We have seen about ArgoCD sync configuration and part of that we have understand Argo CD polls the Git repositories every 3minutes to detect the changes done on the repo. In case if you wish to change the delay to quicker, you can configure the webhook events to send the poll to API server. Argo CD supports Git webhook notifications from all major providers in the market like GitHub, GitLab, Bitbucket, Bitbucket Server and Gogs. The following explains how to configure a Git webhook for GitHub and Gitlab, same process can be applicable to other providers.
Create The Webhook in GitHub
Login to GITHUB repository and navigate to the settings page where webhooks can be configured.
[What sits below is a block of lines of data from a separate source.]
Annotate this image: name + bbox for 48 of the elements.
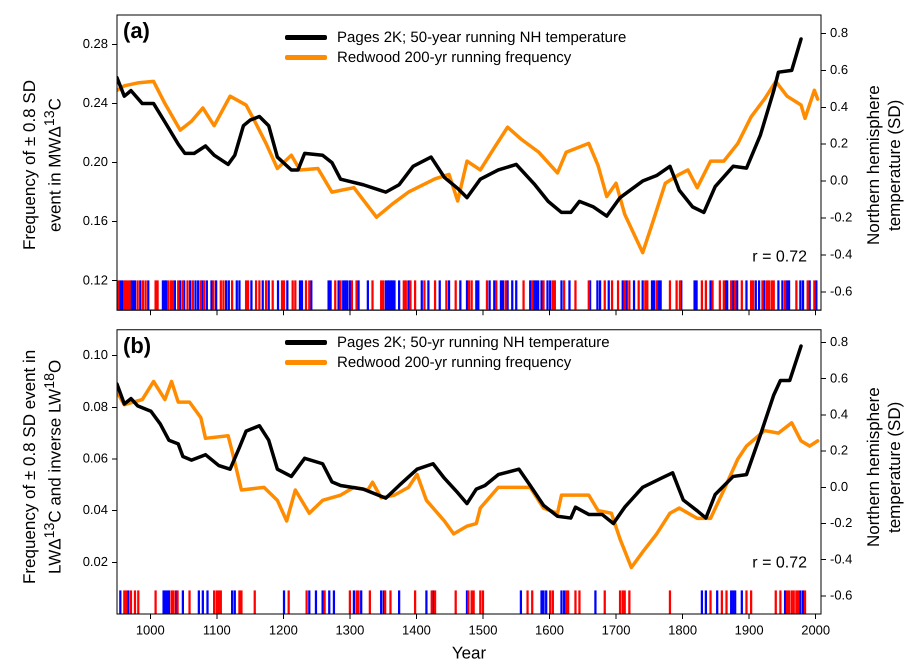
chart-title: (a) xyxy=(123,18,150,44)
y2-tick-label: -0.6 xyxy=(830,587,852,602)
x-tick-label: 1200 xyxy=(268,622,298,638)
x-tick-label: 2000 xyxy=(801,622,830,638)
x-tick-label: 1800 xyxy=(668,622,698,638)
x-tick-label: 1600 xyxy=(535,622,564,638)
x-tick-label: 1400 xyxy=(402,622,431,638)
chart-title: (b) xyxy=(123,332,152,358)
x-tick-label: 1300 xyxy=(335,622,364,638)
y2-tick-label: -0.4 xyxy=(830,551,852,566)
y-tick-label: 0.16 xyxy=(82,213,108,228)
legend-label: Redwood 200-yr running frequency xyxy=(337,48,572,66)
x-tick-label: 1900 xyxy=(734,622,764,638)
y2-tick-label: -0.2 xyxy=(830,515,852,530)
y2-tick-label: 0.6 xyxy=(830,62,848,77)
x-axis-title: Year xyxy=(452,643,487,662)
y-tick-label: 0.24 xyxy=(82,95,108,110)
y2-tick-label: 0.2 xyxy=(830,136,848,151)
y2-tick-label: 0.2 xyxy=(830,442,848,458)
x-tick-label: 1700 xyxy=(602,622,631,638)
y2-axis-title: Northern hemisphere temperature (SD) xyxy=(863,84,905,246)
y2-tick-label: 0.6 xyxy=(830,370,848,386)
y2-tick-label: 0.4 xyxy=(830,98,848,114)
y-tick-label: 0.12 xyxy=(82,272,108,288)
annotation: r = 0.72 xyxy=(752,248,808,266)
legend-label: Pages 2K; 50-year running NH temperature xyxy=(337,28,626,46)
x-tick-label: 1100 xyxy=(202,622,231,638)
y2-tick-label: -0.4 xyxy=(830,246,852,262)
y-tick-label: 0.04 xyxy=(82,502,108,518)
x-tick-label: 1000 xyxy=(136,622,165,638)
y2-tick-label: 0.0 xyxy=(830,172,848,188)
y-tick-label: 0.28 xyxy=(82,36,108,52)
legend-label: Pages 2K; 50-yr running NH temperature xyxy=(337,334,610,350)
y2-tick-label: 0.4 xyxy=(830,406,848,422)
y2-axis-title: Northern hemisphere temperature (SD) xyxy=(863,386,905,549)
y-tick-label: 0.08 xyxy=(82,398,108,414)
y-tick-label: 0.02 xyxy=(82,554,108,569)
annotation: r = 0.72 xyxy=(752,554,808,572)
y2-tick-label: 0.8 xyxy=(830,334,848,350)
y2-tick-label: 0.8 xyxy=(830,25,848,40)
x-tick-label: 1500 xyxy=(468,622,498,638)
y-tick-label: 0.06 xyxy=(82,450,108,466)
y-tick-label: 0.20 xyxy=(82,154,108,170)
legend-label: Redwood 200-yr running frequency xyxy=(337,354,572,370)
y2-tick-label: 0.0 xyxy=(830,478,848,494)
y-tick-label: 0.10 xyxy=(82,347,108,362)
y2-tick-label: -0.2 xyxy=(830,210,852,225)
y2-tick-label: -0.6 xyxy=(830,283,852,298)
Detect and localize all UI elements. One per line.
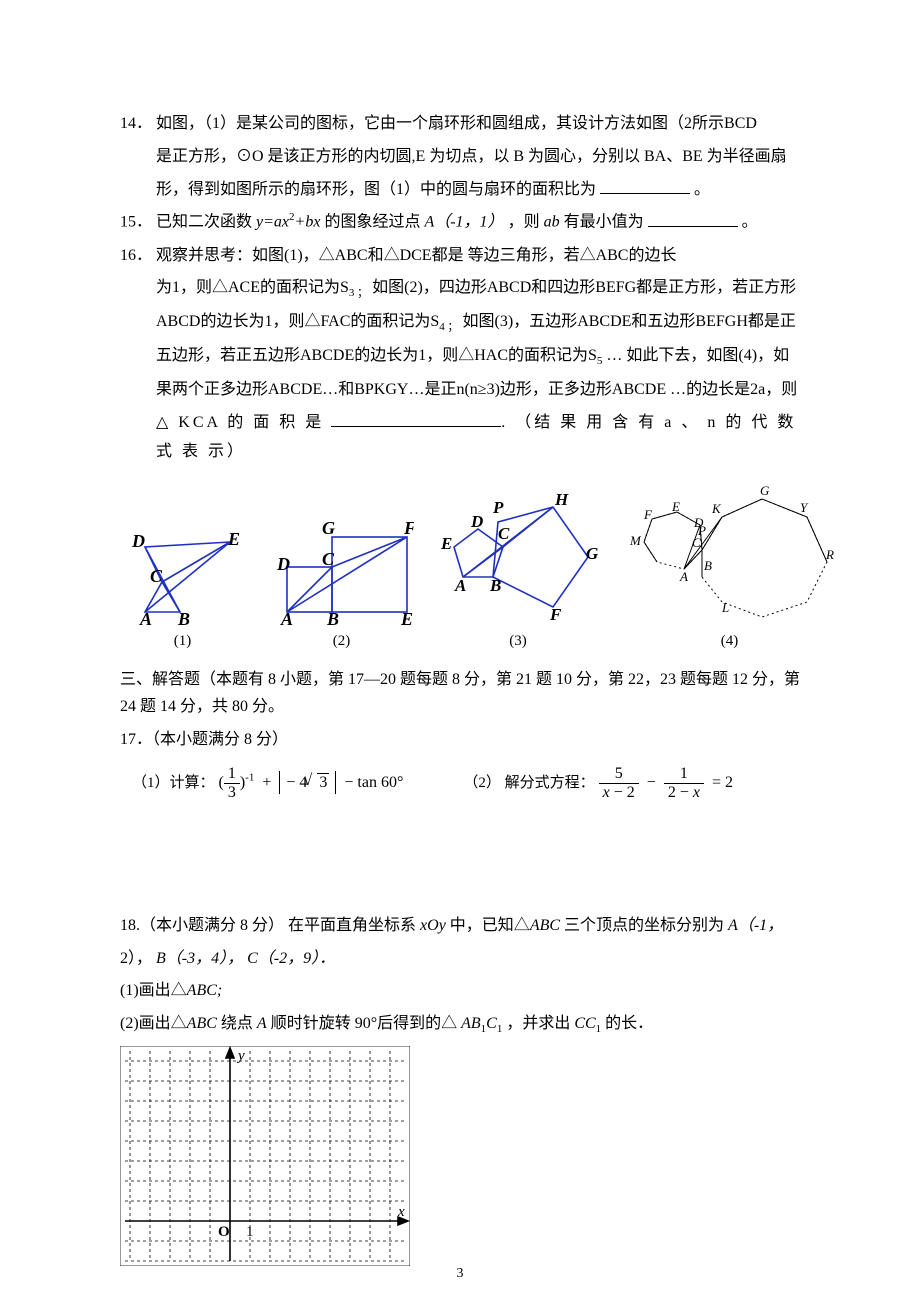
fig1-cap: (1)	[120, 633, 245, 650]
svg-text:E: E	[440, 534, 452, 553]
q17-p2: （2） 解分式方程： 5x − 2 − 12 − x = 2	[463, 765, 733, 802]
q14-l3: 形，得到如图所示的扇环形，图（1）中的圆与扇环的面积比为 。	[120, 176, 810, 205]
svg-text:E: E	[671, 499, 680, 514]
fig1: A B C D E (1)	[120, 512, 245, 650]
svg-text:Y: Y	[800, 500, 809, 515]
svg-text:C: C	[498, 524, 510, 543]
svg-text:A: A	[679, 569, 688, 584]
svg-text:B: B	[326, 609, 339, 627]
q14-num: 14．	[120, 115, 152, 132]
q14: 14． 如图，（1）是某公司的图标，它由一个扇环形和圆组成，其设计方法如图（2所…	[120, 110, 810, 139]
q15: 15． 已知二次函数 y=ax2+bx 的图象经过点 A（-1，1） ，则 ab…	[120, 208, 810, 237]
svg-text:D: D	[276, 554, 290, 574]
q16-figures: A B C D E (1) AB E DC GF	[120, 477, 810, 650]
fig3: A B CDE F G H P (3)	[438, 487, 598, 650]
q15-blank[interactable]	[648, 211, 738, 227]
svg-text:E: E	[400, 609, 413, 627]
q17-num: 17．（本小题满分 8 分）	[120, 726, 810, 755]
svg-text:F: F	[403, 518, 414, 538]
q18-grid: y x O 1	[120, 1046, 810, 1271]
q16-l4: 五边形，若正五边形ABCDE的边长为1，则△HAC的面积记为S5 … 如此下去，…	[120, 342, 810, 372]
svg-text:P: P	[492, 498, 504, 517]
q18-p2: (2)画出△ABC 绕点 A 顺时针旋转 90°后得到的△ AB1C1 ，并求出…	[120, 1010, 810, 1040]
svg-text:B: B	[489, 576, 501, 595]
svg-text:G: G	[760, 483, 770, 498]
svg-text:R: R	[825, 547, 834, 562]
q16-l2: 为1，则△ACE的面积记为S3 ； 如图(2)，四边形ABCD和四边形BEFG都…	[120, 274, 810, 304]
svg-text:A: A	[280, 609, 293, 627]
fig1-svg: A B C D E	[120, 512, 245, 627]
svg-text:C: C	[150, 566, 163, 586]
q16-l6: △ KCA 的 面 积 是 . （结 果 用 含 有 a 、 n 的 代 数 式…	[120, 409, 810, 467]
page-number: 3	[457, 1266, 464, 1282]
fig4-svg: AB CD EFM KP GY RL	[622, 477, 837, 627]
svg-text:H: H	[554, 490, 569, 509]
section3-title: 三、解答题（本题有 8 小题，第 17—20 题每题 8 分，第 21 题 10…	[120, 666, 810, 720]
q17-equations: （1）计算： (13)-1 + − 43 − tan 60° （2） 解分式方程…	[132, 765, 810, 802]
q18-p1: (1)画出△ABC;	[120, 977, 810, 1006]
q14-line1: 如图，（1）是某公司的图标，它由一个扇环形和圆组成，其设计方法如图（2所示BCD	[156, 115, 757, 132]
fig2-svg: A B E D C G F	[269, 512, 414, 627]
svg-text:P: P	[697, 523, 706, 538]
grid-svg: y x O 1	[120, 1046, 410, 1266]
svg-text:F: F	[549, 605, 562, 624]
q16-num: 16．	[120, 247, 152, 264]
svg-text:L: L	[721, 600, 729, 615]
svg-text:K: K	[711, 501, 722, 516]
svg-text:G: G	[322, 518, 335, 538]
svg-text:A: A	[454, 576, 466, 595]
svg-text:C: C	[322, 549, 335, 569]
svg-text:M: M	[629, 533, 642, 548]
svg-text:A: A	[139, 609, 152, 627]
svg-text:y: y	[236, 1048, 245, 1064]
svg-text:B: B	[704, 558, 712, 573]
q18: 18.（本小题满分 8 分） 在平面直角坐标系 xOy 中，已知△ABC 三个顶…	[120, 912, 810, 941]
svg-text:1: 1	[246, 1224, 254, 1240]
q16-l3: ABCD的边长为1，则△FAC的面积记为S4 ； 如图(3)，五边形ABCDE和…	[120, 308, 810, 338]
svg-text:F: F	[643, 507, 653, 522]
q14-l2: 是正方形，⊙O 是该正方形的内切圆,E 为切点，以 B 为圆心，分别以 BA、B…	[120, 143, 810, 172]
q16: 16． 观察并思考：如图(1)，△ABC和△DCE都是 等边三角形，若△ABC的…	[120, 242, 810, 271]
fig4: AB CD EFM KP GY RL (4)	[622, 477, 837, 650]
svg-text:O: O	[218, 1224, 230, 1240]
q15-num: 15．	[120, 214, 152, 231]
q16-l5: 果两个正多边形ABCDE…和BPKGY…是正n(n≥3)边形，正多边形ABCDE…	[120, 376, 810, 405]
svg-text:D: D	[131, 531, 145, 551]
fig3-svg: A B CDE F G H P	[438, 487, 598, 627]
svg-text:E: E	[227, 529, 240, 549]
svg-text:x: x	[397, 1204, 405, 1220]
fig4-cap: (4)	[622, 633, 837, 650]
svg-text:D: D	[470, 512, 483, 531]
svg-text:G: G	[586, 544, 598, 563]
svg-text:B: B	[177, 609, 190, 627]
fig2-cap: (2)	[269, 633, 414, 650]
q14-blank[interactable]	[600, 178, 690, 194]
fig2: A B E D C G F (2)	[269, 512, 414, 650]
q17-p1: （1）计算： (13)-1 + − 43 − tan 60°	[132, 765, 403, 802]
q18-l2: 2）， B（-3，4）， C（-2，9）．	[120, 945, 810, 974]
fig3-cap: (3)	[438, 633, 598, 650]
q16-blank[interactable]	[331, 411, 501, 427]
The payload URL configured in the Git provider should use the /api/webhook endpoint of your Argo CD instance ex:https://argocd.example.com/api/webhook. If you wish to use a shared secret, input an arbitrary value in the secret. This value will be used when configuring the webhook in the next step.
Please be noted:
- When creating the webhook in GitHub, the “Content type” needs to be set to “
application/json
“. The default value “application/x-www-form-urlencoded
” is not supported by the library used to handle the hooks - The webhook handler does not differentiate between branch events and tag events where the branch and tag names are the same. A hook event for a push to branch
x
will trigger a refresh for an app pointing at the same repo withtargetRevision:
refs/tags/x
. - If Argo CD is publicly accessible, then configuring a webhook secret is recommended to prevent a DDoS attack.
Configure Argo CD with The WebHook Secret
In the argocd-secret kubernetes secret, configure one of the following keys with the Git provider’s webhook secret configured in step 1.
Provider | K8s Secret Key |
GitHub | webhook.github.secret |
GitLab | webhook.gitlab.secret |
BitBucket | webhook.bitbucket.uuid |
BitBucketServer | webhook.bitbucketserver.secret |
Gogs | webhook.gogs.secret |
Edit the Argo CD kubernetes secret:
# kubectl edit secret argocd-secret -n argocd
TIP: for ease of entering secrets, kubernetes supports inputting secrets in the stringData field, which saves you the trouble of base64 encoding the values and copying it to the data field. Simply copy the shared webhook secret created in step 1, to the corresponding GitHub/GitLab/BitBucket key under the stringData field:
apiVersion: v1
kind: Secret
metadata:
name: argocd-secret
namespace: argocd
type: Opaque
data:
...
stringData:
# github webhook secret
webhook.github.secret: shhhh! it's a GitHub secret
# gitlab webhook secret
webhook.gitlab.secret: shhhh! it's a GitLab secret
# bitbucket webhook secret
webhook.bitbucket.uuid: your-bitbucket-uuid
# bitbucket server webhook secret
webhook.bitbucketserver.secret: shhhh! it's a Bitbucket server secret
# gogs server webhook secret
webhook.gogs.secret: shhhh! it's a gogs server secret
After saving, the changes should take effect automatically.
Once you have add the secret(optional), you can goto your repository and edit any manifest, in my case, I am editing https://github.com/foxutech/kubernetes/blob/main/argocd/sync/waves/manifests.yaml. Here I am trying to change the replicas and see how it goes.
When I make a change immediately the application on the ArgoCD changed to OutOfSync. Once you sync’ed you can see the webhook on the Github turned to green, as the payload has been updated.